It is always a joy to still see some green poking around from the snowy blanket topping winter landscapes. Evergreen plants are the last signs of life in the winter months. There are two excellent options, both called Christmas bush plant, that will lend your garden that all important greenery — one is from Australia (Ceratopetalum gummiferum) and one is from Chile (Baccharis magellanica)
Christmas bushes of either variety are warm to temperate region plants. The Christmas bush Australia will thrive in United States Department of Agriculture zones 8-11, while the Chile version is a bit hardier, to zone 7. Both have excellent attributes and medium water needs. Christmas bush care is minimal, making them outstanding plants for the garden.
Chile Christmas Bush Plant
Baccharis magellanica is the variety from Chile. It can be relatively hard to find, but specialty nurseries may have some. The leaves are tiny, green, and glossy, while the plant itself has a mounding habit. It will remain a fairly low growing plant but can spread to 6 feet (1.83 m.). In spring, the plant will be covered in small, white flowers that give way to fluffy seed heads. The Chile plant makes a great groundcover that is tolerant of poor soil and salt spray. It attracts numerous pollinators when in bloom.
Christmas Bush Australia
Ceratopetalum gummiferum is the Australian Christmas bush. It will grow to a medium sized tree of up to 20 feet (6 m.) in height with a spread of half. It will make an excellent hedge or planted as a specimen.
This Christmas bush’s growing conditions make it tolerant of part shade or sun and it grows well on almost any soil, provided it is well draining. The plant has long, glossy leaves divided into 3 leaflets. Young leaves have a light pinkish tinge. Mid-summer to fall will see the plant covered in bright, carmine red sepals that cover the insignificant tiny white flowers. The sepals and foliage are so attractive that the Christmas bush is grown commercially for cut stems. The stems, decorated with the sepals, are often brought indoors for Christmas.
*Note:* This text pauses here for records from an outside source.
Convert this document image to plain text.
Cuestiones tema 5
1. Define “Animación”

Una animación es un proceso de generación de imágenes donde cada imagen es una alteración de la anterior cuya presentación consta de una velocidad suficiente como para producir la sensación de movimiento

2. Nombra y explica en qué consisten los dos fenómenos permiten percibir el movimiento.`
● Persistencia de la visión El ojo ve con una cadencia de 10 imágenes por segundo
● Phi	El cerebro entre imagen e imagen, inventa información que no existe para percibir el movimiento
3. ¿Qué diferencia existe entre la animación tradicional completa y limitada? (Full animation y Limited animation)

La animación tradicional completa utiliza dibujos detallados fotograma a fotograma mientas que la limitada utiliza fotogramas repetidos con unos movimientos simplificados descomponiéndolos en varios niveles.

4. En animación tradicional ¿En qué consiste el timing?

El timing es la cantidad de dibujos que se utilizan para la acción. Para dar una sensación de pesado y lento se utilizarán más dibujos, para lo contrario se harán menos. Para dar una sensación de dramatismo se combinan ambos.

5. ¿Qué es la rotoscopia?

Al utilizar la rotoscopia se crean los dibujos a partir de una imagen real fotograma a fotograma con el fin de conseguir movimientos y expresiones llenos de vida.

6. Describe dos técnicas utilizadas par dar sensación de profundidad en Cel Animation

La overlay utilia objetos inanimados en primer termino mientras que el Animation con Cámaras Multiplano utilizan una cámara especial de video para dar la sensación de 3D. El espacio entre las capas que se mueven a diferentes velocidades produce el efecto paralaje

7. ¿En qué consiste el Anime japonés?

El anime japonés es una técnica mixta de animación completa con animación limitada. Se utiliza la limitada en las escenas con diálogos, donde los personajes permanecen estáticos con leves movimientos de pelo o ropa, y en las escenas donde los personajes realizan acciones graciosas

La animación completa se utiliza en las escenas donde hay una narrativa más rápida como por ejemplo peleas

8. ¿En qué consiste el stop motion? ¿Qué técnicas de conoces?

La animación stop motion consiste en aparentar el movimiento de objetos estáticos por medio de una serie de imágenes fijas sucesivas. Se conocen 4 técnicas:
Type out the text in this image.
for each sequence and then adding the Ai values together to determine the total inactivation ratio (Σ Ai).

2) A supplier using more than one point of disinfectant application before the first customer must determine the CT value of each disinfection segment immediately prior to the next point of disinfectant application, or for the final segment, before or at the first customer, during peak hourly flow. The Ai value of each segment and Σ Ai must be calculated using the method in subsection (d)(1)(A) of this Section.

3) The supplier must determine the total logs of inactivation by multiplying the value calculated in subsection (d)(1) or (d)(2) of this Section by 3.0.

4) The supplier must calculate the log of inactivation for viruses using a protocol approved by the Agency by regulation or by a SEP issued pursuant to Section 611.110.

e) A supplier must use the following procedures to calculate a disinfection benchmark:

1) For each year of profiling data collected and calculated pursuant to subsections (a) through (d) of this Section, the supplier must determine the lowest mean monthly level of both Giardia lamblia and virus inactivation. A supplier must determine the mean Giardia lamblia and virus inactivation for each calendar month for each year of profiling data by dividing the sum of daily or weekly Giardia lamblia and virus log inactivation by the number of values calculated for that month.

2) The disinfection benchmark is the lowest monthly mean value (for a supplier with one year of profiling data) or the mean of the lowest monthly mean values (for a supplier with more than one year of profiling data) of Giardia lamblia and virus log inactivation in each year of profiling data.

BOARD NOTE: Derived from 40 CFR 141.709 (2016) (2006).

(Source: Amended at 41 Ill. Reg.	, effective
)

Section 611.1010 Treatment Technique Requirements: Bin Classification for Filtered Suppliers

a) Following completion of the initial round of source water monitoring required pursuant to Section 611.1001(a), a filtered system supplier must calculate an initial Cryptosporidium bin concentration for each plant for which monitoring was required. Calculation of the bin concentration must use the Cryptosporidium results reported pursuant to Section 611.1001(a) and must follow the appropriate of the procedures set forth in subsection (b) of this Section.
It is also called Fairley’s Coral and Festival Bush.
Christmas Bush Care
Christmas bush growing conditions for both varieties are similar, although the Chilean type prefers full sun. Both can handle periods of dryness but perform best when given average water. There is no need to prune Baccharis, but Ceratopetalum benefits from pruning after flowering. Both should have an annual application of balanced plant food in spring. Both these plants are easy going and have minimal maintenance. The Chile variety is deer tolerant and just generally a very tough, little bush.